If you’re in the European Union (EU) or European Economic Area (EEA), chances are you’ve heard about the recent news surrounding “Safe Harbor”, a framework established to help organizations comply with data privacy requirements when sending data from the EU to the U.S. This post provides a brief overview of what HubSpot is doing to ensure our EU and EEA customers can continue to use the HubSpot platform while complying with EU Data Privacy regulations.
The Court of Justice of the European Union (the ECJ) put out a decision on October 6, 2015, declaring that the “U.S.-EU Safe Harbor Framework” was no longer a valid way to ensure the “adequacy” of data protection when transferring personal data of EU citizens to the United States. With Safe Harbor crossed off the list, companies sending data between the EU and U.S. were left to look for other options, like “Standard Contractual Clauses” (also known as the Model Clauses) or “Binding Corporate Rules.”
Why was the ECJ considering the validity of Safe Harbor in the first place?
Maximillian Schrems, an Austrian law student, filed a complaint against Facebook with the Irish Data Protection Authority (Maximillian Schrems v. Data Protection Commissioner, Case C-362/14). He argued that, in light of Edward Snowden's revelations on the NSA, Safe Harbor didn’t ensure sufficient protection against surveillance. The case worked its way through the courts until it reached the ECJ, who held that because of the way Safe Harbor was structured, it didn’t meet the requirements for adequate protection needed to send data outside the EU.
That sounds unsettling... What does it mean for HubSpot customers?
We make a point to follow developments around EU data laws, so we had already been hard at work even before the ECJ released its decision in Schrems. To help our customers comply with Article 26(2) and so that our EU customers have a way to make sure their data is adequately protected, we have a Data Processing Annex (DPA) to our Customer Terms of Service, available to all our EU and EEA customers. Our DPA covers transfers of data within the EU or EEA through our Irish entity and incorporates the Model Clauses to cover transfers of data outside the EU or EEA to our U.S. locations. Of course, those interested in the detail of our DPA will want to give it a read, and we’ve made a draft copy available for download. Check our our Legal Stuff page for more on this, or check out the infographic below:
Is use of the Model Clauses a valid approach for data transfer from DACH to the U.S.?
Yep.

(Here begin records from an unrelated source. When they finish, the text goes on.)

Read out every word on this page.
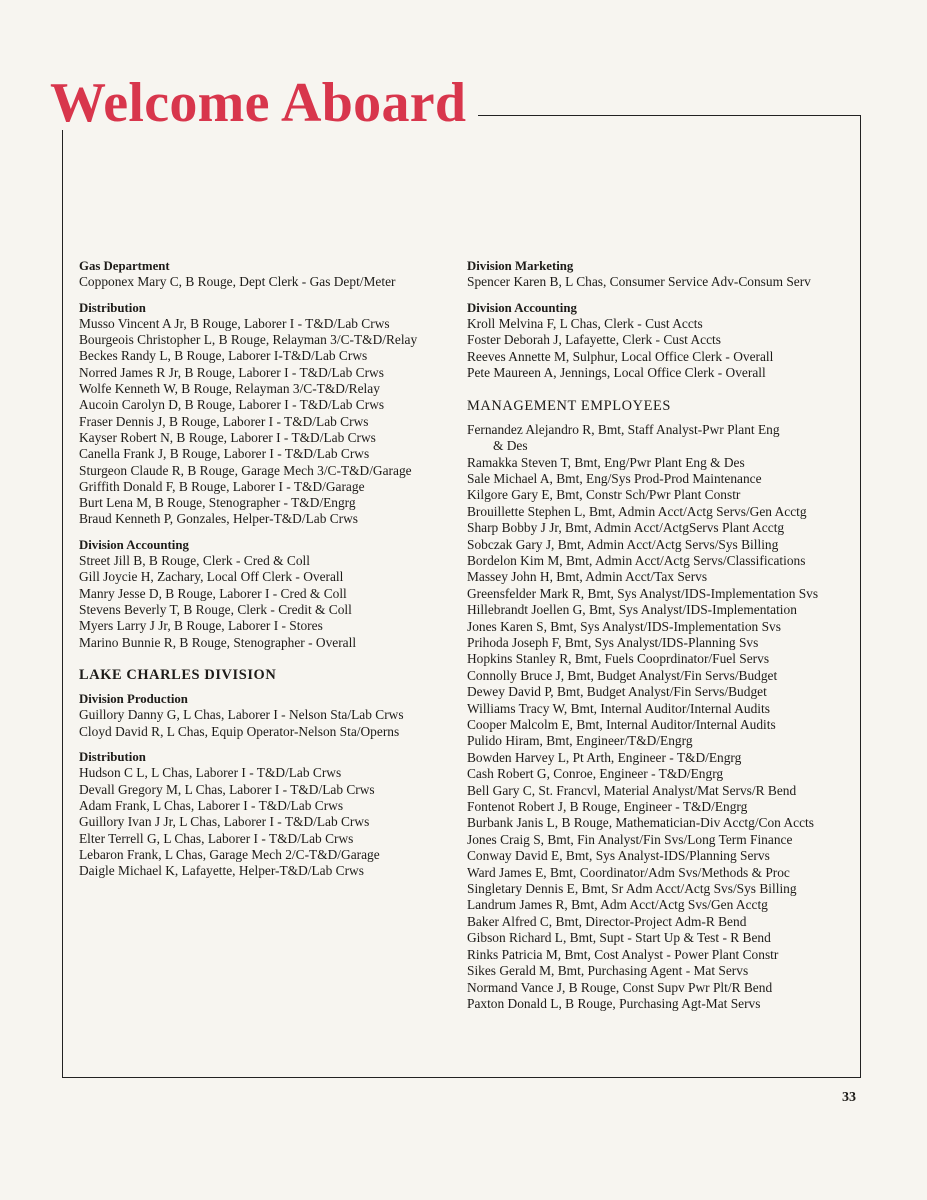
Welcome Aboard
Gas Department
Copponex Mary C, B Rouge, Dept Clerk - Gas Dept/Meter
Distribution
Musso Vincent A Jr, B Rouge, Laborer I - T&D/Lab Crws
Bourgeois Christopher L, B Rouge, Relayman 3/C-T&D/Relay
Beckes Randy L, B Rouge, Laborer I-T&D/Lab Crws
Norred James R Jr, B Rouge, Laborer I - T&D/Lab Crws
Wolfe Kenneth W, B Rouge, Relayman 3/C-T&D/Relay
Aucoin Carolyn D, B Rouge, Laborer I - T&D/Lab Crws
Fraser Dennis J, B Rouge, Laborer I - T&D/Lab Crws
Kayser Robert N, B Rouge, Laborer I - T&D/Lab Crws
Canella Frank J, B Rouge, Laborer I - T&D/Lab Crws
Sturgeon Claude R, B Rouge, Garage Mech 3/C-T&D/Garage
Griffith Donald F, B Rouge, Laborer I - T&D/Garage
Burt Lena M, B Rouge, Stenographer - T&D/Engrg
Braud Kenneth P, Gonzales, Helper-T&D/Lab Crws
Division Accounting
Street Jill B, B Rouge, Clerk - Cred & Coll
Gill Joycie H, Zachary, Local Off Clerk - Overall
Manry Jesse D, B Rouge, Laborer I - Cred & Coll
Stevens Beverly T, B Rouge, Clerk - Credit & Coll
Myers Larry J Jr, B Rouge, Laborer I - Stores
Marino Bunnie R, B Rouge, Stenographer - Overall
LAKE CHARLES DIVISION
Division Production
Guillory Danny G, L Chas, Laborer I - Nelson Sta/Lab Crws
Cloyd David R, L Chas, Equip Operator-Nelson Sta/Operns
Distribution
Hudson C L, L Chas, Laborer I - T&D/Lab Crws
Devall Gregory M, L Chas, Laborer I - T&D/Lab Crws
Adam Frank, L Chas, Laborer I - T&D/Lab Crws
Guillory Ivan J Jr, L Chas, Laborer I - T&D/Lab Crws
Elter Terrell G, L Chas, Laborer I - T&D/Lab Crws
Lebaron Frank, L Chas, Garage Mech 2/C-T&D/Garage
Daigle Michael K, Lafayette, Helper-T&D/Lab Crws
Division Marketing
Spencer Karen B, L Chas, Consumer Service Adv-Consum Serv
Division Accounting
Kroll Melvina F, L Chas, Clerk - Cust Accts
Foster Deborah J, Lafayette, Clerk - Cust Accts
Reeves Annette M, Sulphur, Local Office Clerk - Overall
Pete Maureen A, Jennings, Local Office Clerk - Overall
MANAGEMENT EMPLOYEES
Fernandez Alejandro R, Bmt, Staff Analyst-Pwr Plant Eng
& Des
Ramakka Steven T, Bmt, Eng/Pwr Plant Eng & Des
Sale Michael A, Bmt, Eng/Sys Prod-Prod Maintenance
Kilgore Gary E, Bmt, Constr Sch/Pwr Plant Constr
Brouillette Stephen L, Bmt, Admin Acct/Actg Servs/Gen Acctg
Sharp Bobby J Jr, Bmt, Admin Acct/ActgServs Plant Acctg
Sobczak Gary J, Bmt, Admin Acct/Actg Servs/Sys Billing
Bordelon Kim M, Bmt, Admin Acct/Actg Servs/Classifications
Massey John H, Bmt, Admin Acct/Tax Servs
Greensfelder Mark R, Bmt, Sys Analyst/IDS-Implementation Svs
Hillebrandt Joellen G, Bmt, Sys Analyst/IDS-Implementation
Jones Karen S, Bmt, Sys Analyst/IDS-Implementation Svs
Prihoda Joseph F, Bmt, Sys Analyst/IDS-Planning Svs
Hopkins Stanley R, Bmt, Fuels Cooprdinator/Fuel Servs
Connolly Bruce J, Bmt, Budget Analyst/Fin Servs/Budget
Dewey David P, Bmt, Budget Analyst/Fin Servs/Budget
Williams Tracy W, Bmt, Internal Auditor/Internal Audits
Cooper Malcolm E, Bmt, Internal Auditor/Internal Audits
Pulido Hiram, Bmt, Engineer/T&D/Engrg
Bowden Harvey L, Pt Arth, Engineer - T&D/Engrg
Cash Robert G, Conroe, Engineer - T&D/Engrg
Bell Gary C, St. Francvl, Material Analyst/Mat Servs/R Bend
Fontenot Robert J, B Rouge, Engineer - T&D/Engrg
Burbank Janis L, B Rouge, Mathematician-Div Acctg/Con Accts
Jones Craig S, Bmt, Fin Analyst/Fin Svs/Long Term Finance
Conway David E, Bmt, Sys Analyst-IDS/Planning Servs
Ward James E, Bmt, Coordinator/Adm Svs/Methods & Proc
Singletary Dennis E, Bmt, Sr Adm Acct/Actg Svs/Sys Billing
Landrum James R, Bmt, Adm Acct/Actg Svs/Gen Acctg
Baker Alfred C, Bmt, Director-Project Adm-R Bend
Gibson Richard L, Bmt, Supt - Start Up & Test - R Bend
Rinks Patricia M, Bmt, Cost Analyst - Power Plant Constr
Sikes Gerald M, Bmt, Purchasing Agent - Mat Servs
Normand Vance J, B Rouge, Const Supv Pwr Plt/R Bend
Paxton Donald L, B Rouge, Purchasing Agt-Mat Servs
33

There are many ways to satisfy the EU requirement that there be an “adequate level of protection” for a data transfer to the U.S. The Model Clauses were issued by the European Commission, who has the power to decide that these pre-written legal clauses offer sufficient safeguards (more here).
What about all the news coming out of the EU since the ECJ’s decision?
This probably won’t come as a big surprise given the widespread interest in Safe Harbor, but since the ECJ’s decision in Schrems, there have been press releases, statements, and opinions left and right. Regulators from the EU and U.S. have agreed in principle on a “Safe Harbor 2.0,” a potential solution to offer similar broad coverage to the original Safe Harbor framework. One German state’s data protection authority (Schleswig Holstein) has even come out with a bold statement on the validity of the model clauses. Despite all these perspectives, ultimately, the ECJ is the only body with the power to overturn a blanket decision of adequacy (like the Model Clauses). The Article 29 Working Party (made up of representatives from the member states’ data protection authorities) has announced that it will spend the time until the end of January 2016 evaluating the Model Clauses and other approaches (such as “Binding Corporate Rules”). It’s generally expected that a reasonable approach will be reached, whether it relies on a blanket framework like Safe Harbor or a contractual solution like the Model Clauses. This is a developing situation and information will likely change but we’re continuing to keep an eye on things that affect HubSpot, so stay tuned.
PLEASE NOTE: This guide has provided information about the law designed to help our readers better understand the legal issues surrounding EU data privacy. But legal information is not the same as legal advice -- the application of law to an individual's specific circumstances. Although we have conducted research to better ensure that our information is accurate and useful, we insist that you consult a lawyer if you want professional assurance that our information, and your interpretation of it, is accurate. To clarify further, you may not rely upon this information as legal advice, nor as a recommendation or endorsement of any particular legal understanding, and you should instead regard this article as intended for entertainment purposes only.